Based on numbers reported by the Minnesota Secretary of State website, as of Friday afternoon about 1.9 million ballot applications had been received by Minnesota election officials and about 1.6 million completed absentee ballots had been accepted, or about 80%.
About 2.9 million ballots were cast in Minnesota in the 2016 presidential election, meaning early voting ballots already returned in Minnesota represent about 55% of the total number cast in 2016.
Below is a snapshot of the early voting picture in Cass and Clay counties.
As of late Thursday, the total number of mail-in and absentee ballots returned to county election officials amounted to about 28,300, or about 70% of the approximately 40,900 ballots the county sent out.
Also as of Thursday, a total of 25,760 ballots had been cast at early voting sites in Cass County, bringing the total number of ballots cast early — either in person or via mail — to about 54,000, equal to about 66% of the approximately 81,000 ballots cast in the county in the 2016 general election.
According to U.S. Census estimates, the number of people in Cass County of voting age is about 117,000.
In Cass County, ballots from each early voting site are sealed each night and turned over to the county recorder.
Submitted absentee ballots are filed alphabetically by precinct and locked in a vault each night.
Ballots cast at early voting sites are tabulated as they are inserted by voters.
Processing of absentee ballots will begin Saturday, Oct. 31.
Local election workers may not count votes or generate vote totals or election results until after polls have closed on Election Day, Nov. 3.
DeAnn Buckhouse, election coordinator for Cass County, said the county received several reports of poll workers at early voting sites not wearing masks.
In some cases, she said, workers who did not wear masks did have face shields on and were working behind plexiglass sneeze guards.
Buckhouse added some workers cannot tolerate a mask all day, so they take breaks. She said county officials were told they could not require workers to wear masks, but it was strongly encouraged that they do.
As of late Thursday afternoon, absentee ballots returned to the county numbered about 14,400, about 79% of the approximately 18,400 ballots that had been sent out.
About 29,000 ballots were cast in Clay County in the 2016 general election.
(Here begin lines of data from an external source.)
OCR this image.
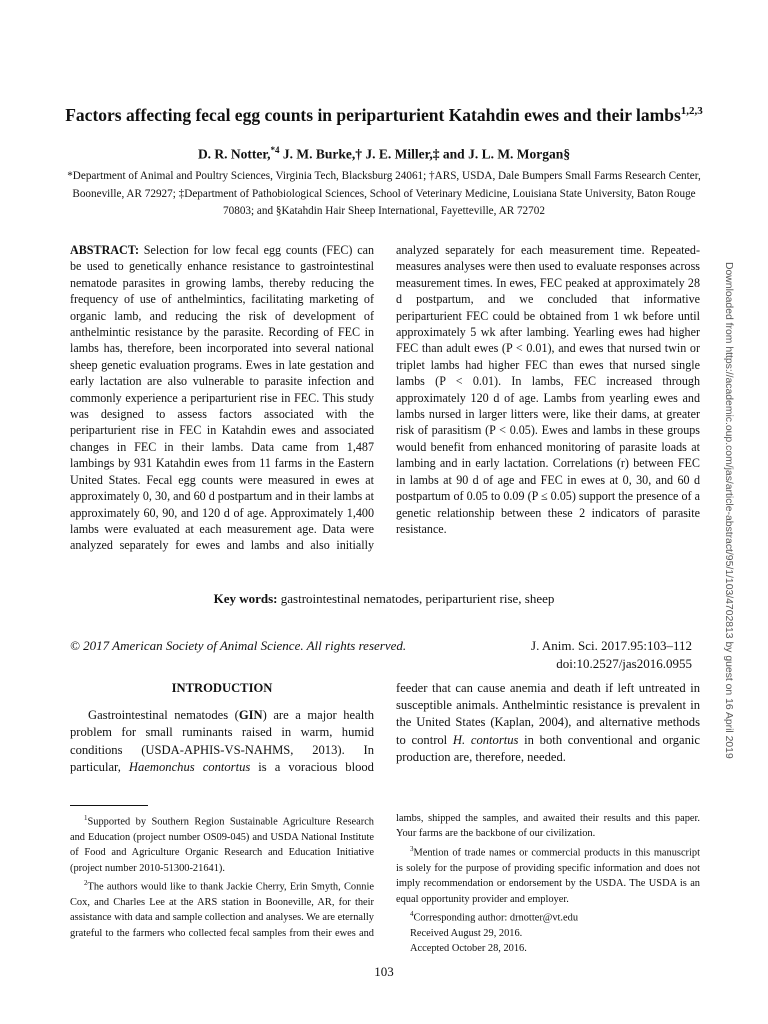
Factors affecting fecal egg counts in periparturient Katahdin ewes and their lambs$^{1,2,3}$
D. R. Notter,$^{*4}$ J. M. Burke,† J. E. Miller,‡ and J. L. M. Morgan§
*Department of Animal and Poultry Sciences, Virginia Tech, Blacksburg 24061; †ARS, USDA, Dale Bumpers Small Farms Research Center, Booneville, AR 72927; ‡Department of Pathobiological Sciences, School of Veterinary Medicine, Louisiana State University, Baton Rouge 70803; and §Katahdin Hair Sheep International, Fayetteville, AR 72702
ABSTRACT: Selection for low fecal egg counts (FEC) can be used to genetically enhance resistance to gastrointestinal nematode parasites in growing lambs, thereby reducing the frequency of use of anthelmintics, facilitating marketing of organic lamb, and reducing the risk of development of anthelmintic resistance by the parasite. Recording of FEC in lambs has, therefore, been incorporated into several national sheep genetic evaluation programs. Ewes in late gestation and early lactation are also vulnerable to parasite infection and commonly experience a periparturient rise in FEC. This study was designed to assess factors associated with the periparturient rise in FEC in Katahdin ewes and associated changes in FEC in their lambs. Data came from 1,487 lambings by 931 Katahdin ewes from 11 farms in the Eastern United States. Fecal egg counts were measured in ewes at approximately 0, 30, and 60 d postpartum and in their lambs at approximately 60, 90, and 120 d of age. Approximately 1,400 lambs were evaluated at each measurement age. Data were analyzed separately for ewes and lambs and also initially analyzed separately for each measurement time. Repeated-measures analyses were then used to evaluate responses across measurement times. In ewes, FEC peaked at approximately 28 d postpartum, and we concluded that informative periparturient FEC could be obtained from 1 wk before until approximately 5 wk after lambing. Yearling ewes had higher FEC than adult ewes (P < 0.01), and ewes that nursed twin or triplet lambs had higher FEC than ewes that nursed single lambs (P < 0.01). In lambs, FEC increased through approximately 120 d of age. Lambs from yearling ewes and lambs nursed in larger litters were, like their dams, at greater risk of parasitism (P < 0.05). Ewes and lambs in these groups would benefit from enhanced monitoring of parasite loads at lambing and in early lactation. Correlations (r) between FEC in lambs at 90 d of age and FEC in ewes at 0, 30, and 60 d postpartum of 0.05 to 0.09 (P ≤ 0.05) support the presence of a genetic relationship between these 2 indicators of parasite resistance.
Key words: gastrointestinal nematodes, periparturient rise, sheep
© 2017 American Society of Animal Science. All rights reserved.	J. Anim. Sci. 2017.95:103–112
doi:10.2527/jas2016.0955
INTRODUCTION

Gastrointestinal nematodes (GIN) are a major health problem for small ruminants raised in warm, humid conditions (USDA-APHIS-VS-NAHMS, 2013). In particular, Haemonchus contortus is a voracious blood feeder that can cause anemia and death if left untreated in susceptible animals. Anthelmintic resistance is prevalent in the United States (Kaplan, 2004), and alternative methods to control H. contortus in both conventional and organic production are, therefore, needed.

$^1$Supported by Southern Region Sustainable Agriculture Research and Education (project number OS09-045) and USDA National Institute of Food and Agriculture Organic Research and Education Initiative (project number 2010-51300-21641).

$^2$The authors would like to thank Jackie Cherry, Erin Smyth, Connie Cox, and Charles Lee at the ARS station in Booneville, AR, for their assistance with data and sample collection and analyses. We are eternally grateful to the farmers who collected fecal samples from their ewes and lambs, shipped the samples, and awaited their results and this paper. Your farms are the backbone of our civilization.

$^3$Mention of trade names or commercial products in this manuscript is solely for the purpose of providing specific information and does not imply recommendation or endorsement by the USDA. The USDA is an equal opportunity provider and employer.

$^4$Corresponding author: drnotter@vt.edu

Received August 29, 2016.

Accepted October 28, 2016.

103
Downloaded from https://academic.oup.com/jas/article-abstract/95/1/103/4702813 by guest on 16 April 2019
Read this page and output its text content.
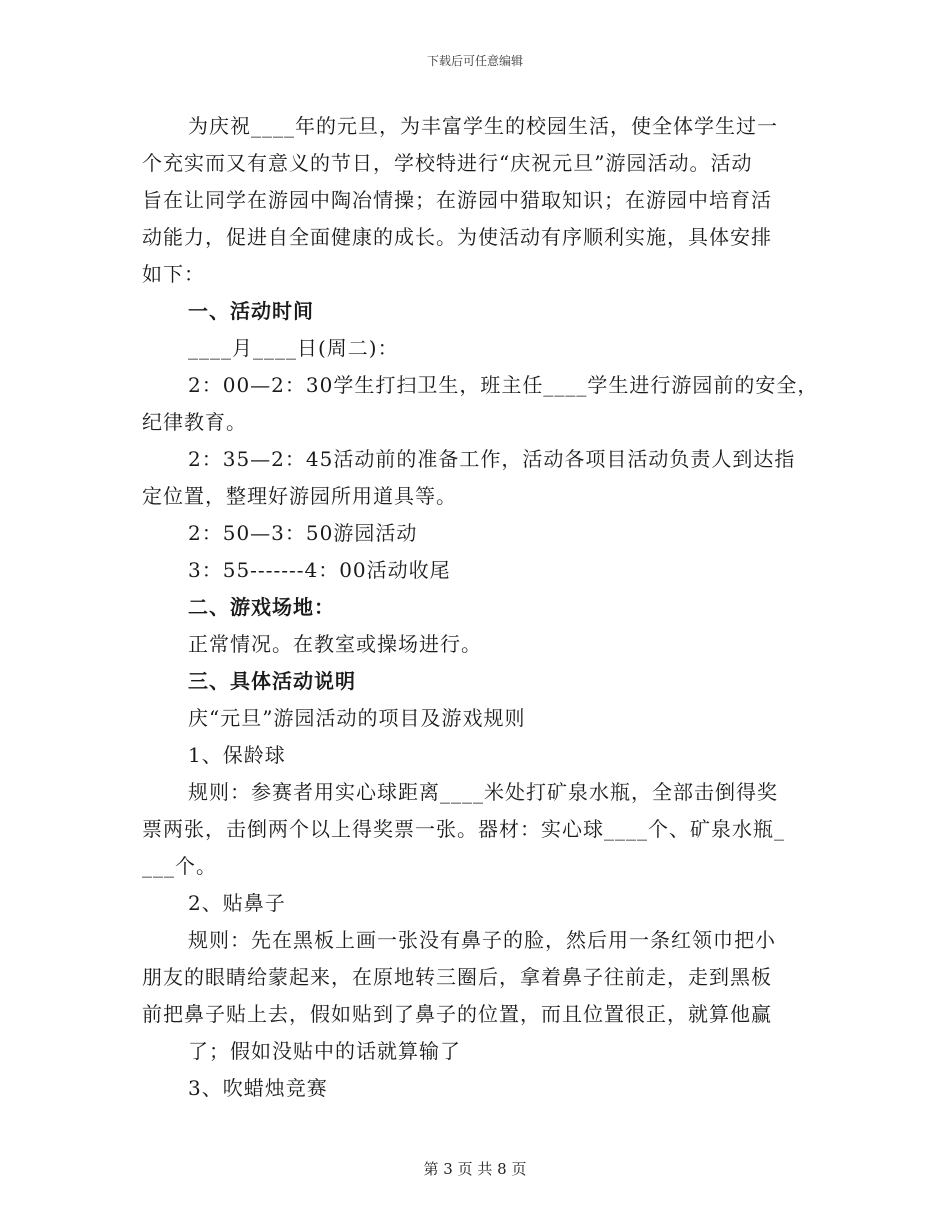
下载后可任意编辑

为庆祝____年的元旦，为丰富学生的校园生活，使全体学生过一

个充实而又有意义的节日，学校特进行“庆祝元旦”游园活动。活动

旨在让同学在游园中陶冶情操；在游园中猎取知识；在游园中培育活

动能力，促进自全面健康的成长。为使活动有序顺利实施，具体安排

如下：

一、活动时间

____月____日(周二)：

2：00—2：30学生打扫卫生，班主任____学生进行游园前的安全，

纪律教育。

2：35—2：45活动前的准备工作，活动各项目活动负责人到达指

定位置，整理好游园所用道具等。

2：50—3：50游园活动

3：55-------4：00活动收尾

二、游戏场地：

正常情况。在教室或操场进行。

三、具体活动说明

庆“元旦”游园活动的项目及游戏规则

1、保龄球

规则：参赛者用实心球距离____米处打矿泉水瓶，全部击倒得奖

票两张，击倒两个以上得奖票一张。器材：实心球____个、矿泉水瓶_

___个。

2、贴鼻子

规则：先在黑板上画一张没有鼻子的脸，然后用一条红领巾把小

朋友的眼睛给蒙起来，在原地转三圈后，拿着鼻子往前走，走到黑板

前把鼻子贴上去，假如贴到了鼻子的位置，而且位置很正，就算他赢

了；假如没贴中的话就算输了

3、吹蜡烛竞赛

第 3 页 共 8 页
Of those, about 5,700 were absentee ballots.
As of Thursday, the county had already started tabulating vote counts.
Prior to being counted, absentee ballots are stored in a locked room with limited access.
Clay County has approximately 36,000 registered voters and about 45,000 people of voting age.
Clay County Auditor-Treasurer Lori Johnson said that although the county had to hire seven additional staff to deal with the election workload, "Things are going very smoothly for us so far."
In Cass County, Shirley Kondelis, an election site supervisor at the Fargodome, said the location experienced few problems during the first ten days of early voting.
According to Kondelis, workers quickly adopted a tradition they exercised whenever a first-time voter came through the line: the entire room would clap and cheer.